Do you buy art because you appreciate the finer things in life, or do you look at it as a form of alternative investment? Whatever your reason may be, acquiring and amassing an art collection can be an extremely rewarding experience. Your buying habits are a reflection of your unique personal tastes and preferences.
As your taste and preference usually play a vital role when selecting these pieces of art, it is common to be emotionally attached to your collection. Moreover, a sizable collection of paintings, sculptures, antiques etc. will also be of substantial financial value. Thus, it is important that you consider the necessary protection for your art collection.
Protecting a private art collection whether in a home, office or storage location is essential but often overlooked by many art buyers. You may not be in possession of a multi-million dollar collection, but you may find that the experience of looking after your artwork, mitigating potential risks, restoring a damaged piece, or in the worst case - losing a beloved artwork, can be quite daunting. This is not only a time consuming exercise but can also be quite costly.
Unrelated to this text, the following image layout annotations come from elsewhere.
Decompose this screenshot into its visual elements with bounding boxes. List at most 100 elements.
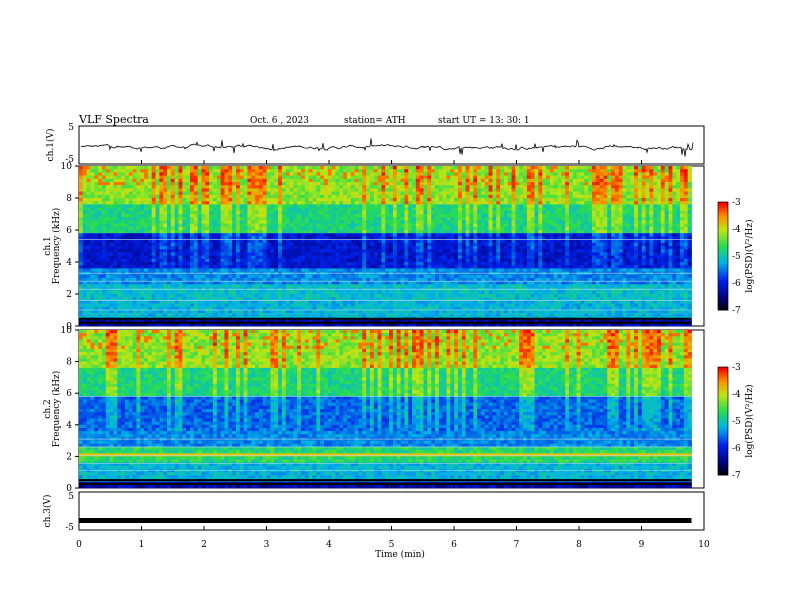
spectrogram-cell bbox=[212, 223, 218, 228]
spectrogram-cell bbox=[98, 201, 103, 205]
spectrogram-cell bbox=[530, 166, 535, 170]
spectrogram-cell bbox=[660, 217, 666, 221]
spectrogram-cell bbox=[373, 220, 378, 224]
spectrogram-cell bbox=[316, 194, 321, 199]
spectrogram-cell bbox=[228, 185, 233, 189]
spectrogram-cell bbox=[262, 258, 267, 263]
spectrogram-cell bbox=[243, 230, 248, 234]
spectrogram-cell bbox=[442, 175, 447, 180]
spectrogram-cell bbox=[316, 210, 321, 215]
spectrogram-cell bbox=[431, 239, 436, 244]
spectrogram-cell bbox=[324, 262, 329, 266]
spectrogram-cell bbox=[193, 258, 199, 263]
spectrogram-cell bbox=[297, 239, 302, 244]
spectrogram-cell bbox=[496, 194, 501, 199]
spectrogram-cell bbox=[358, 242, 363, 247]
spectrogram-cell bbox=[607, 239, 612, 244]
spectrogram-cell bbox=[454, 255, 459, 260]
spectrogram-cell bbox=[86, 172, 91, 176]
spectrogram-cell bbox=[312, 188, 317, 192]
spectrogram-cell bbox=[136, 265, 141, 269]
spectrogram-cell bbox=[144, 194, 149, 199]
spectrogram-cell bbox=[450, 242, 455, 247]
spectrogram-cell bbox=[381, 169, 386, 173]
spectrogram-cell bbox=[427, 169, 432, 173]
spectrogram-cell bbox=[209, 239, 214, 244]
spectrogram-cell bbox=[293, 185, 298, 189]
spectrogram-cell bbox=[412, 252, 417, 256]
spectrogram-cell bbox=[86, 178, 91, 183]
spectrogram-cell bbox=[312, 210, 317, 215]
spectrogram-cell bbox=[408, 188, 413, 192]
spectrogram-cell bbox=[507, 175, 512, 180]
spectrogram-cell bbox=[611, 249, 616, 253]
spectrogram-cell bbox=[664, 182, 669, 186]
spectrogram-cell bbox=[366, 246, 371, 250]
spectrogram-cell bbox=[660, 182, 666, 186]
spectrogram-cell bbox=[113, 220, 118, 224]
spectrogram-cell bbox=[224, 255, 229, 260]
spectrogram-cell bbox=[101, 169, 107, 173]
spectrogram-cell bbox=[121, 239, 126, 244]
spectrogram-cell bbox=[477, 204, 482, 208]
spectrogram-cell bbox=[664, 242, 669, 247]
spectrogram-cell bbox=[262, 226, 267, 231]
spectrogram-cell bbox=[358, 204, 363, 208]
spectrogram-cell bbox=[423, 214, 428, 218]
spectrogram-cell bbox=[243, 226, 248, 231]
spectrogram-cell bbox=[350, 258, 356, 263]
spectrogram-cell bbox=[683, 242, 689, 247]
spectrogram-cell bbox=[262, 191, 267, 196]
spectrogram-cell bbox=[293, 194, 298, 199]
spectrogram-cell bbox=[243, 217, 248, 221]
spectrogram-cell bbox=[109, 210, 114, 215]
spectrogram-cell bbox=[519, 188, 524, 192]
spectrogram-cell bbox=[664, 185, 669, 189]
spectrogram-cell bbox=[182, 214, 187, 218]
spectrogram-cell bbox=[224, 172, 229, 176]
spectrogram-cell bbox=[580, 194, 585, 199]
spectrogram-cell bbox=[190, 249, 195, 253]
spectrogram-cell bbox=[301, 182, 306, 186]
spectrogram-cell bbox=[140, 214, 145, 218]
spectrogram-cell bbox=[140, 201, 145, 205]
spectrogram-cell bbox=[186, 178, 191, 183]
spectrogram-cell bbox=[343, 230, 348, 234]
spectrogram-cell bbox=[534, 246, 539, 250]
spectrogram-cell bbox=[534, 191, 539, 196]
spectrogram-cell bbox=[293, 217, 298, 221]
spectrogram-cell bbox=[484, 262, 490, 266]
spectrogram-cell bbox=[576, 207, 581, 212]
spectrogram-cell bbox=[258, 194, 264, 199]
spectrogram-cell bbox=[660, 220, 666, 224]
spectrogram-cell bbox=[281, 182, 287, 186]
spectrogram-cell bbox=[419, 230, 424, 234]
spectrogram-cell bbox=[278, 194, 283, 199]
spectrogram-cell bbox=[174, 230, 179, 234]
spectrogram-cell bbox=[101, 172, 107, 176]
spectrogram-cell bbox=[400, 217, 405, 221]
spectrogram-cell bbox=[220, 258, 225, 263]
spectrogram-cell bbox=[86, 169, 91, 173]
spectrogram-cell bbox=[561, 262, 566, 266]
spectrogram-cell bbox=[82, 194, 88, 199]
spectrogram-cell bbox=[572, 242, 578, 247]
spectrogram-cell bbox=[599, 217, 604, 221]
spectrogram-cell bbox=[584, 252, 589, 256]
spectrogram-cell bbox=[82, 178, 88, 183]
spectrogram-cell bbox=[224, 220, 229, 224]
spectrogram-cell bbox=[308, 198, 313, 202]
spectrogram-cell bbox=[232, 252, 237, 256]
spectrogram-cell bbox=[94, 236, 99, 240]
spectrogram-cell bbox=[270, 198, 275, 202]
spectrogram-cell bbox=[611, 210, 616, 215]
spectrogram-cell bbox=[546, 217, 551, 221]
spectrogram-cell bbox=[147, 246, 153, 250]
spectrogram-cell bbox=[297, 201, 302, 205]
spectrogram-cell bbox=[232, 255, 237, 260]
spectrogram-cell bbox=[274, 188, 279, 192]
spectrogram-cell bbox=[239, 178, 245, 183]
spectrogram-cell bbox=[278, 258, 283, 263]
spectrogram-cell bbox=[109, 204, 114, 208]
spectrogram-cell bbox=[511, 194, 516, 199]
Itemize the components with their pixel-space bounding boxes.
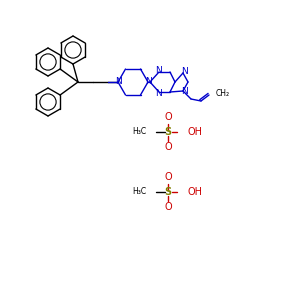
Text: O: O: [164, 172, 172, 182]
Text: OH: OH: [188, 127, 203, 137]
Text: O: O: [164, 142, 172, 152]
Text: H₃C: H₃C: [132, 187, 146, 196]
Text: CH₂: CH₂: [216, 88, 230, 98]
Text: S: S: [164, 187, 172, 197]
Text: OH: OH: [188, 187, 203, 197]
Text: N: N: [182, 88, 188, 97]
Text: O: O: [164, 112, 172, 122]
Text: N: N: [115, 77, 122, 86]
Text: S: S: [164, 127, 172, 137]
Text: N: N: [156, 66, 162, 75]
Text: N: N: [156, 89, 162, 98]
Text: O: O: [164, 202, 172, 212]
Text: H₃C: H₃C: [132, 127, 146, 136]
Text: N: N: [145, 77, 152, 86]
Text: N: N: [182, 68, 188, 76]
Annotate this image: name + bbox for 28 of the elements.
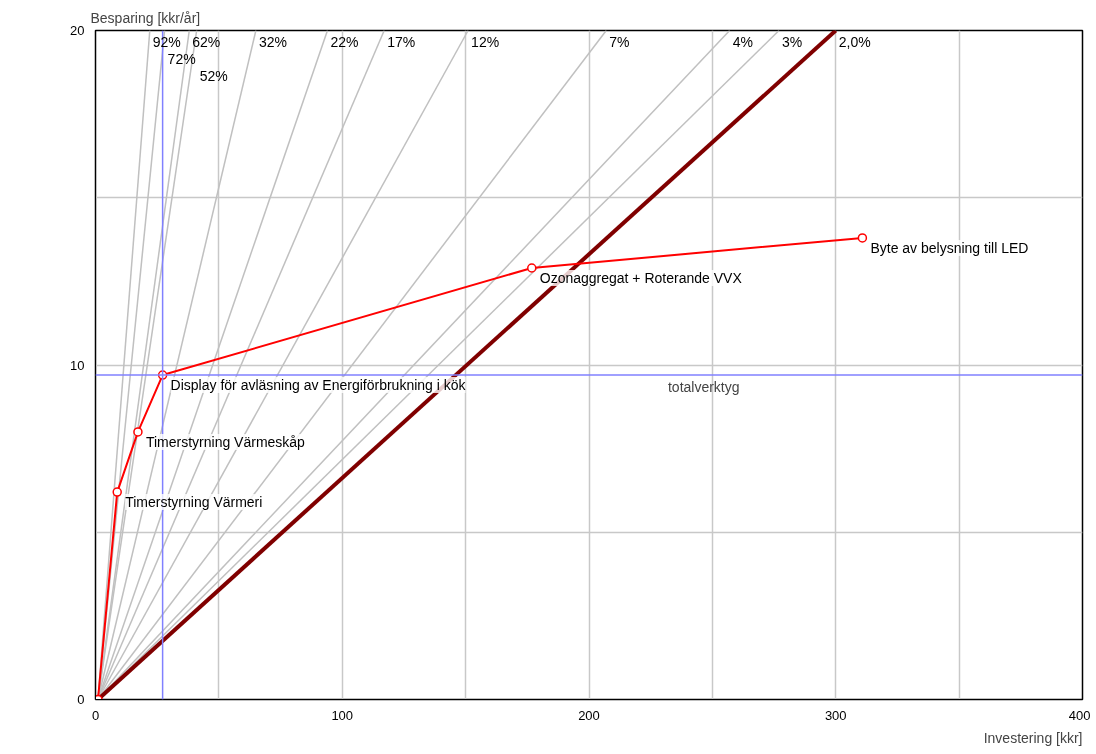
series-label: 22%: [330, 33, 359, 50]
x-tick-label: 300: [824, 707, 847, 723]
data-label: Timerstyrning Värmeri: [125, 494, 263, 511]
y-tick-label: 10: [70, 357, 85, 373]
series-label: 7%: [609, 33, 630, 50]
x-tick-label: 100: [331, 707, 354, 723]
series-label: 32%: [258, 33, 287, 50]
data-label: Display för avläsning av Energiförbrukning i kök: [170, 377, 467, 394]
data-label: Byte av belysning till LED: [870, 239, 1029, 256]
series-label: 4%: [732, 33, 753, 50]
series-label: 2,0%: [838, 33, 871, 50]
data-label: Ozonaggregat + Roterande VVX: [539, 269, 743, 286]
series-label: 72%: [167, 50, 196, 67]
x-axis-title: Investering [kkr]: [983, 729, 1083, 746]
series-label: 17%: [387, 33, 416, 50]
y-tick-label: 20: [70, 23, 85, 38]
series-label: 62%: [192, 33, 221, 50]
y-tick-label: 0: [77, 692, 85, 707]
series-label: 92%: [152, 33, 181, 50]
x-tick-label: 200: [578, 707, 600, 723]
ref-line-label: totalverktyg: [667, 379, 740, 396]
series-label: 3%: [782, 33, 803, 50]
x-tick-label: 400: [1068, 707, 1091, 723]
data-label: Timerstyrning Värmeskåp: [145, 433, 306, 450]
series-label: 12%: [471, 33, 500, 50]
x-tick-label: 0: [91, 707, 100, 723]
series-label: 52%: [199, 67, 228, 84]
y-axis-title: Besparing [kkr/år]: [90, 9, 201, 26]
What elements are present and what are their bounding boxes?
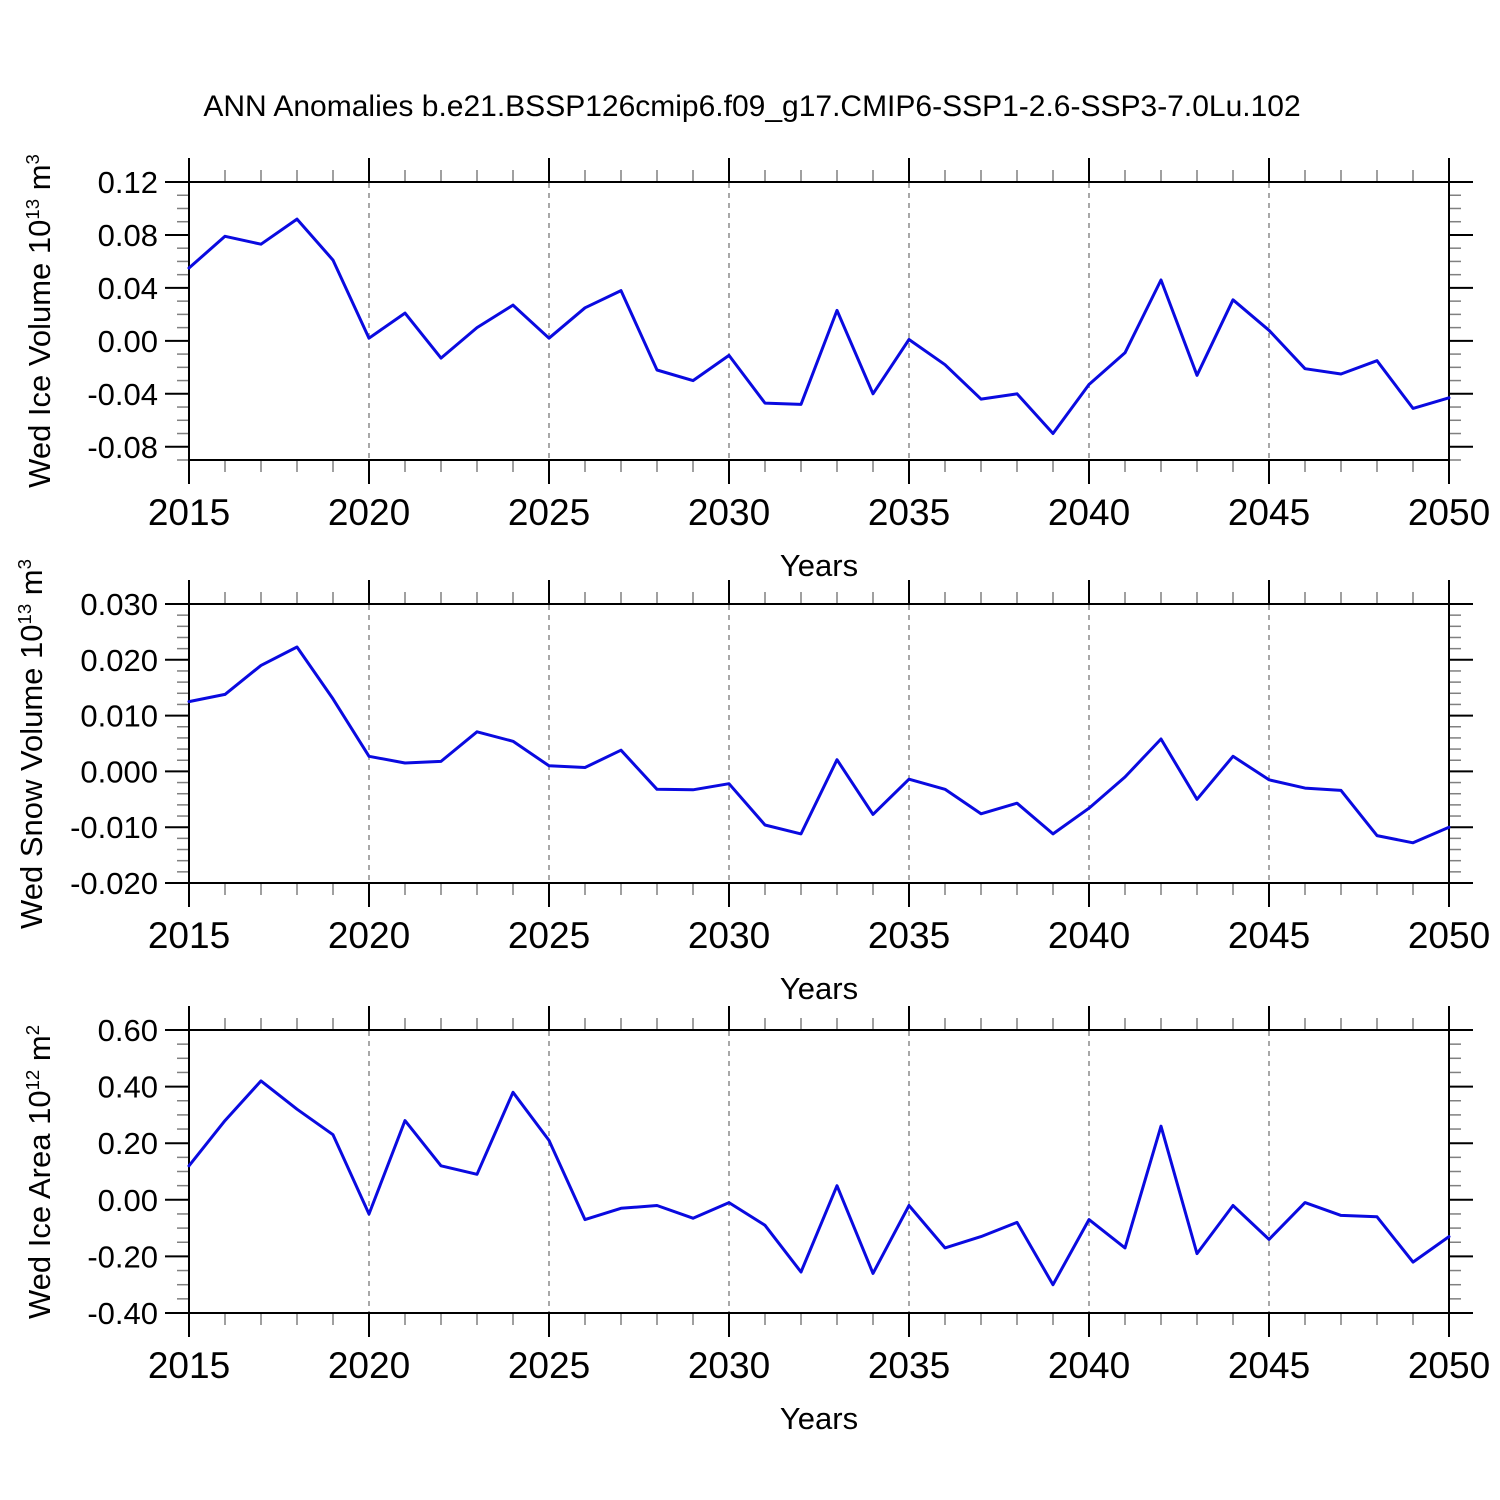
x-tick-labels: 2015 2020 2025 2030 2035 2040 2045 2050 (148, 1345, 1490, 1386)
plot-frame (188, 1029, 1450, 1314)
y-tick-label: 0.20 (98, 1126, 158, 1161)
x-tick-label: 2045 (1228, 492, 1310, 533)
x-axis-title-panel3: Years (779, 1401, 859, 1436)
y-tick-label: -0.020 (70, 866, 158, 901)
x-tick-label: 2045 (1228, 1345, 1310, 1386)
vertical-gridlines (368, 1031, 1270, 1312)
y-minor-ticks (177, 614, 1461, 873)
y-tick-labels: 0.60 0.40 0.20 0.00 -0.20 -0.40 (87, 1013, 158, 1331)
y-tick-label: -0.40 (87, 1296, 158, 1331)
y-major-ticks (165, 181, 1473, 448)
y-minor-ticks (177, 1043, 1461, 1300)
y-tick-labels: 0.030 0.020 0.010 0.000 -0.010 -0.020 (70, 587, 158, 901)
y-tick-label: 0.04 (98, 271, 158, 306)
y-minor-ticks (177, 194, 1461, 461)
x-tick-labels: 2015 2020 2025 2030 2035 2040 2045 2050 (148, 492, 1490, 533)
vertical-gridlines (368, 605, 1270, 882)
y-tick-label: 0.020 (80, 643, 158, 678)
y-tick-label: -0.20 (87, 1239, 158, 1274)
vertical-gridlines (368, 183, 1270, 459)
y-tick-label: 0.00 (98, 1183, 158, 1218)
x-axis-title-panel2: Years (779, 971, 859, 1006)
x-tick-label: 2020 (328, 915, 410, 956)
x-major-ticks (188, 580, 1450, 907)
x-tick-label: 2015 (148, 915, 230, 956)
y-tick-label: 0.030 (80, 587, 158, 622)
x-tick-label: 2040 (1048, 492, 1130, 533)
x-axis-title-panel1: Years (779, 548, 859, 583)
x-tick-label: 2050 (1408, 1345, 1490, 1386)
y-tick-label: 0.000 (80, 754, 158, 789)
panel-wed-ice-volume-anomaly: 2015 2020 2025 2030 2035 2040 2045 2050 0.12 0.08… (87, 158, 1490, 533)
x-tick-label: 2050 (1408, 915, 1490, 956)
y-tick-label: 0.010 (80, 699, 158, 734)
y-tick-label: -0.04 (87, 377, 158, 412)
x-minor-ticks (224, 592, 1414, 895)
x-tick-label: 2045 (1228, 915, 1310, 956)
x-tick-label: 2035 (868, 1345, 950, 1386)
series-line (187, 1079, 1451, 1287)
y-tick-labels: 0.12 0.08 0.04 0.00 -0.04 -0.08 (87, 165, 158, 465)
panel-wed-ice-area-anomaly: 2015 2020 2025 2030 2035 2040 2045 2050 0.60 0.40… (87, 1006, 1490, 1386)
x-tick-label: 2030 (688, 492, 770, 533)
x-tick-label: 2015 (148, 1345, 230, 1386)
y-tick-label: -0.08 (87, 430, 158, 465)
y-tick-label: 0.12 (98, 165, 158, 200)
x-tick-label: 2020 (328, 1345, 410, 1386)
x-tick-label: 2025 (508, 915, 590, 956)
y-tick-label: 0.40 (98, 1070, 158, 1105)
x-tick-label: 2035 (868, 915, 950, 956)
x-tick-labels: 2015 2020 2025 2030 2035 2040 2045 2050 (148, 915, 1490, 956)
x-tick-label: 2030 (688, 915, 770, 956)
y-tick-label: 0.08 (98, 218, 158, 253)
plot-frame (188, 603, 1450, 884)
plot-frame (188, 181, 1450, 461)
x-tick-label: 2040 (1048, 1345, 1130, 1386)
x-minor-ticks (224, 170, 1414, 472)
x-tick-label: 2015 (148, 492, 230, 533)
panel-wed-snow-volume-anomaly: 2015 2020 2025 2030 2035 2040 2045 20500.0300.0… (70, 580, 1490, 956)
x-tick-label: 2035 (868, 492, 950, 533)
y-tick-label: -0.010 (70, 810, 158, 845)
y-tick-label: 0.60 (98, 1013, 158, 1048)
y-tick-label: 0.00 (98, 324, 158, 359)
series-line (187, 217, 1451, 435)
x-major-ticks (188, 1006, 1450, 1337)
x-tick-label: 2030 (688, 1345, 770, 1386)
y-major-ticks (165, 603, 1473, 884)
x-tick-label: 2050 (1408, 492, 1490, 533)
x-tick-label: 2040 (1048, 915, 1130, 956)
series-line (187, 645, 1451, 845)
x-major-ticks (188, 158, 1450, 484)
x-minor-ticks (224, 1018, 1414, 1325)
y-major-ticks (165, 1029, 1473, 1314)
figure-title: ANN Anomalies b.e21.BSSP126cmip6.f09_g17… (203, 90, 1301, 123)
x-tick-label: 2025 (508, 492, 590, 533)
x-tick-label: 2025 (508, 1345, 590, 1386)
x-tick-label: 2020 (328, 492, 410, 533)
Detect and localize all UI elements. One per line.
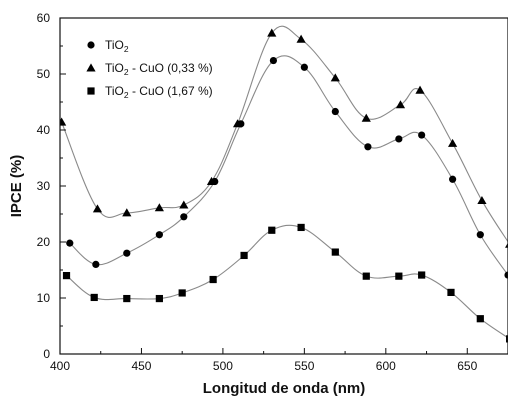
data-point-square [240,251,248,260]
data-point-circle [66,239,74,247]
data-point-triangle [505,242,508,248]
legend-marker-circle [87,41,95,49]
y-tick-label: 30 [37,179,51,193]
legend-label: TiO2 - CuO (0,33 %) [105,61,213,77]
data-point-circle [331,107,339,116]
y-tick-label: 0 [43,347,50,361]
data-point-triangle [92,204,103,213]
y-tick-label: 60 [37,11,51,25]
data-point-triangle [330,73,340,82]
data-point-square [331,248,339,256]
data-point-circle [395,135,403,143]
data-point-circle [180,213,188,221]
data-point-square [418,271,426,279]
data-point-square [90,293,98,302]
data-point-square [447,288,455,296]
data-point-circle [418,131,426,139]
data-point-square [62,272,71,280]
x-tick-label: 550 [294,359,314,373]
legend-item-triangle: TiO2 - CuO (0,33 %) [86,61,213,77]
data-point-triangle [296,34,306,43]
series-line-circle [69,55,508,276]
data-point-square [362,272,370,280]
data-point-square [395,272,403,280]
y-tick-label: 20 [37,235,51,249]
x-tick-label: 600 [376,359,396,373]
data-point-triangle [206,176,217,185]
legend-item-square: TiO2 - CuO (1,67 %) [87,84,213,100]
legend: TiO2 TiO2 - CuO (0,33 %) TiO2 - CuO (1,67 … [86,38,213,100]
y-tick-label: 40 [37,123,51,137]
y-axis-title: IPCE (%) [8,155,25,218]
legend-item-circle: TiO2 [87,38,129,54]
data-point-triangle [154,203,164,212]
data-point-circle [123,249,131,257]
data-point-square [209,275,217,284]
data-point-square [178,289,186,297]
data-point-circle [92,260,100,268]
x-tick-label: 500 [213,359,233,373]
data-point-circle [504,271,508,279]
legend-marker-triangle [86,63,96,72]
data-point-triangle [267,28,277,37]
data-point-circle [269,56,278,65]
y-tick-label: 10 [37,291,51,305]
x-axis: 400 450 500 550 600 650 [50,348,478,373]
data-point-square [506,335,508,343]
data-point-square [155,294,163,303]
legend-label: TiO2 [105,38,129,54]
data-point-triangle [395,100,406,109]
series-line-square [66,224,508,339]
data-point-triangle [361,113,371,122]
data-point-square [123,294,131,303]
data-point-circle [155,231,163,239]
data-point-triangle [477,195,487,205]
x-tick-label: 650 [457,359,477,373]
data-point-circle [449,175,457,183]
series-line-triangle [61,25,508,243]
data-point-circle [300,63,308,71]
y-tick-label: 50 [37,67,51,81]
data-point-circle [476,231,484,239]
series-markers [60,28,508,343]
data-point-triangle [179,200,189,209]
data-point-triangle [232,119,243,128]
data-point-triangle [448,138,458,147]
data-point-triangle [60,117,67,126]
legend-marker-square [87,87,95,95]
x-axis-title: Longitud de onda (nm) [203,380,365,397]
data-point-triangle [122,208,132,217]
x-tick-label: 450 [131,359,151,373]
series-lines [61,25,508,339]
data-point-square [476,315,484,323]
data-point-square [297,223,305,232]
data-point-square [268,226,276,234]
x-tick-label: 400 [50,359,70,373]
data-point-circle [364,143,372,151]
data-point-triangle [415,85,425,94]
legend-label: TiO2 - CuO (1,67 %) [105,84,213,100]
y-axis: 0 10 20 30 40 50 60 [37,11,66,361]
This is why art insurance should be a key factor in the ownership of art and the care of a collection. That said, where do you start? Check out 3 simple tips:
1: Create an inventory of the art pieces you currently own
Keeping an inventory is essential in taking stock of your treasured possessions. This also ensures that the insurance policy provides adequate coverage for all your pieces. Don’t forget to add on to this list as you continue to grow your collection over time.
2: Know your coverage
Do you have a standard home and contents insurance policy? If so, do you know what the limit of coverage per item or claim is? In the unfortunate event that your cherished collection is lost, stolen or damaged, you may not be adequately covered.
Most standard policies will not cover your valuable artwork up to its actual value and may limit the amounts they pay out. To find out more about your existing coverage, do contact your insurance company, insurance broker or agent.
3: Purchase a comprehensive plan
Choose an insurance policy that offers comprehensive coverage taking into account risks specific to artwork. This can include appreciation of values, damages during installation, transit and storage, title/ownership disputes and other complex art claims scenarios. Your plan should also provide specialist services in art.
It is important that you speak to a fine art specialist who understands your needs. After all, if you view your art collection as your prized possession, this will pay off in the long run and you can enjoy the peace of mind knowing that your artwork is sufficiently protected.